High-Level Synthesis Performance Prediction using GNNs: Benchmarking, Modeling, and Advancing
This work addresses the need for fast and accurate circuit evaluation in agile hardware development, offering a domain-specific advancement with incremental improvements in modeling strategies.
The paper tackles the problem of predicting circuit performance in high-level synthesis (HLS) by using graph neural networks (GNNs) to model C/C++ programs as graphs, achieving up to 40X better performance than HLS tools and 2X to 5X improvements over existing predictors in resource usage and timing prediction.

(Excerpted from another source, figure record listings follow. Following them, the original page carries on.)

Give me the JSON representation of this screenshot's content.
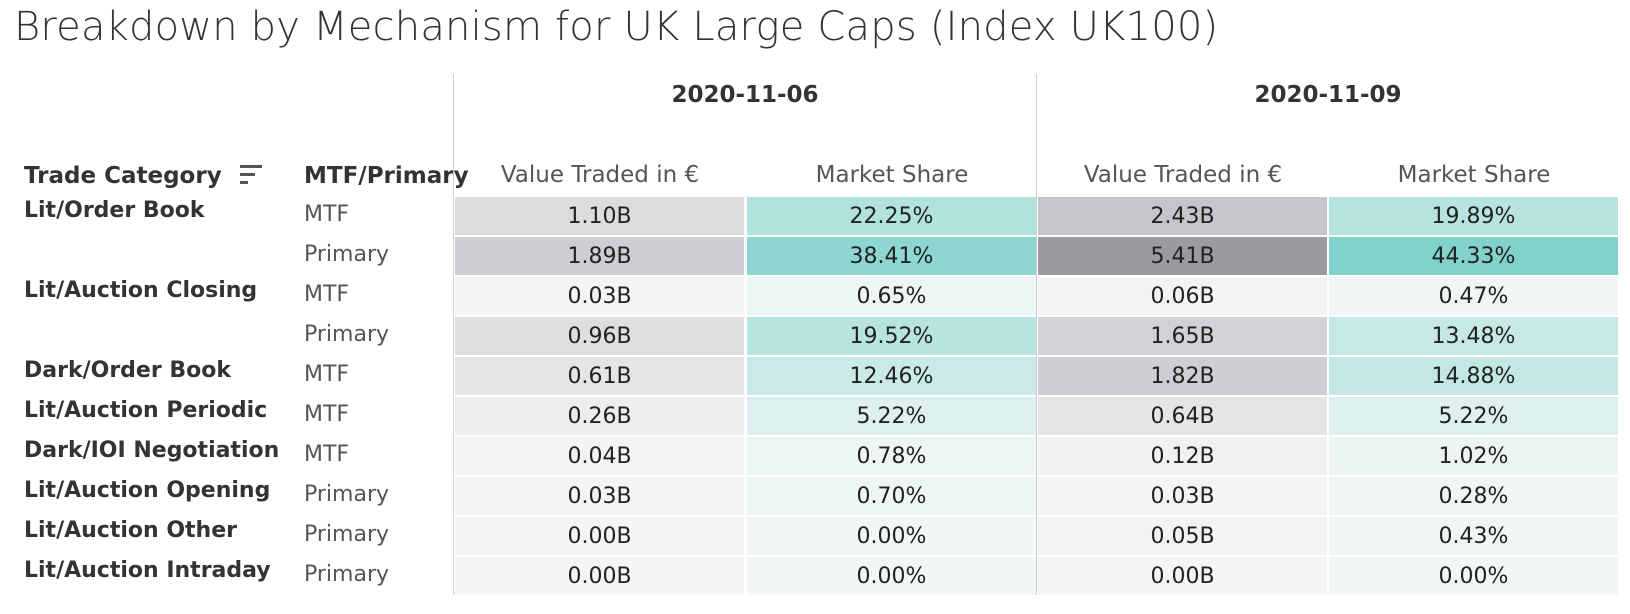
{
  "title": "Breakdown by Mechanism for UK Large Caps (Index UK100)",
  "chart_data": {
    "type": "table",
    "row_headers": [
      "Trade Category",
      "MTF/Primary"
    ],
    "dates": [
      "2020-11-06",
      "2020-11-09"
    ],
    "measures": [
      "Value Traded in €",
      "Market Share"
    ],
    "rows": [
      {
        "category": "Lit/Order Book",
        "mechanism": "MTF",
        "d1_value": "1.10B",
        "d1_share": "22.25%",
        "d2_value": "2.43B",
        "d2_share": "19.89%",
        "d1_v": 1.1,
        "d1_s": 22.25,
        "d2_v": 2.43,
        "d2_s": 19.89
      },
      {
        "category": "",
        "mechanism": "Primary",
        "d1_value": "1.89B",
        "d1_share": "38.41%",
        "d2_value": "5.41B",
        "d2_share": "44.33%",
        "d1_v": 1.89,
        "d1_s": 38.41,
        "d2_v": 5.41,
        "d2_s": 44.33
      },
      {
        "category": "Lit/Auction Closing",
        "mechanism": "MTF",
        "d1_value": "0.03B",
        "d1_share": "0.65%",
        "d2_value": "0.06B",
        "d2_share": "0.47%",
        "d1_v": 0.03,
        "d1_s": 0.65,
        "d2_v": 0.06,
        "d2_s": 0.47
      },
      {
        "category": "",
        "mechanism": "Primary",
        "d1_value": "0.96B",
        "d1_share": "19.52%",
        "d2_value": "1.65B",
        "d2_share": "13.48%",
        "d1_v": 0.96,
        "d1_s": 19.52,
        "d2_v": 1.65,
        "d2_s": 13.48
      },
      {
        "category": "Dark/Order Book",
        "mechanism": "MTF",
        "d1_value": "0.61B",
        "d1_share": "12.46%",
        "d2_value": "1.82B",
        "d2_share": "14.88%",
        "d1_v": 0.61,
        "d1_s": 12.46,
        "d2_v": 1.82,
        "d2_s": 14.88
      },
      {
        "category": "Lit/Auction Periodic",
        "mechanism": "MTF",
        "d1_value": "0.26B",
        "d1_share": "5.22%",
        "d2_value": "0.64B",
        "d2_share": "5.22%",
        "d1_v": 0.26,
        "d1_s": 5.22,
        "d2_v": 0.64,
        "d2_s": 5.22
      },
      {
        "category": "Dark/IOI Negotiation",
        "mechanism": "MTF",
        "d1_value": "0.04B",
        "d1_share": "0.78%",
        "d2_value": "0.12B",
        "d2_share": "1.02%",
        "d1_v": 0.04,
        "d1_s": 0.78,
        "d2_v": 0.12,
        "d2_s": 1.02
      },
      {
        "category": "Lit/Auction Opening",
        "mechanism": "Primary",
        "d1_value": "0.03B",
        "d1_share": "0.70%",
        "d2_value": "0.03B",
        "d2_share": "0.28%",
        "d1_v": 0.03,
        "d1_s": 0.7,
        "d2_v": 0.03,
        "d2_s": 0.28
      },
      {
        "category": "Lit/Auction Other",
        "mechanism": "Primary",
        "d1_value": "0.00B",
        "d1_share": "0.00%",
        "d2_value": "0.05B",
        "d2_share": "0.43%",
        "d1_v": 0.0,
        "d1_s": 0.0,
        "d2_v": 0.05,
        "d2_s": 0.43
      },
      {
        "category": "Lit/Auction Intraday",
        "mechanism": "Primary",
        "d1_value": "0.00B",
        "d1_share": "0.00%",
        "d2_value": "0.00B",
        "d2_share": "0.00%",
        "d1_v": 0.0,
        "d1_s": 0.0,
        "d2_v": 0.0,
        "d2_s": 0.0
      }
    ],
    "colors": {
      "value_low": "#f4f5f5",
      "value_high": "#9a9ba1",
      "share_low": "#f2f7f6",
      "share_high": "#82d2cc"
    }
  }
}
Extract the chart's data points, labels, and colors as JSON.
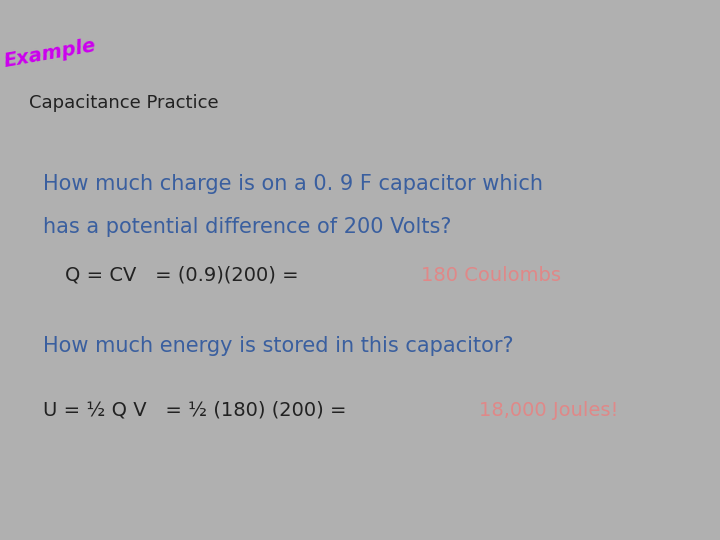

Agile hardware development requires fast and accurate circuit quality evaluation from early design stages. Existing work of high-level synthesis (HLS) performance prediction usually needs extensive feature engineering after the synthesis process. To expedite circuit evaluation from as earlier design stage as possible, we propose a rapid and accurate performance modeling, exploiting the representation power of graph neural networks (GNNs) by representing C/C++ programs as graphs. The contribution of this work is three-fold. First, we build a standard benchmark containing 40k C synthesizable programs, which includes both synthetic programs and three sets of real-world HLS benchmarks. Each program is implemented on FPGA to generate ground-truth performance metrics. Second, we formally formulate the HLS performance prediction problem on graphs, and propose multiple modeling strategies with GNNs that leverage different trade-offs between prediction timeliness (early/late prediction) and accuracy. Third, we further propose a novel hierarchical GNN that does not sacrifice timeliness but largely improves prediction accuracy, significantly outperforming HLS tools. We apply extensive evaluations for both synthetic and unseen real-case programs; our proposed predictor largely outperforms HLS by up to 40X and excels existing predictors by 2X to 5X in terms of resource usage and timing prediction.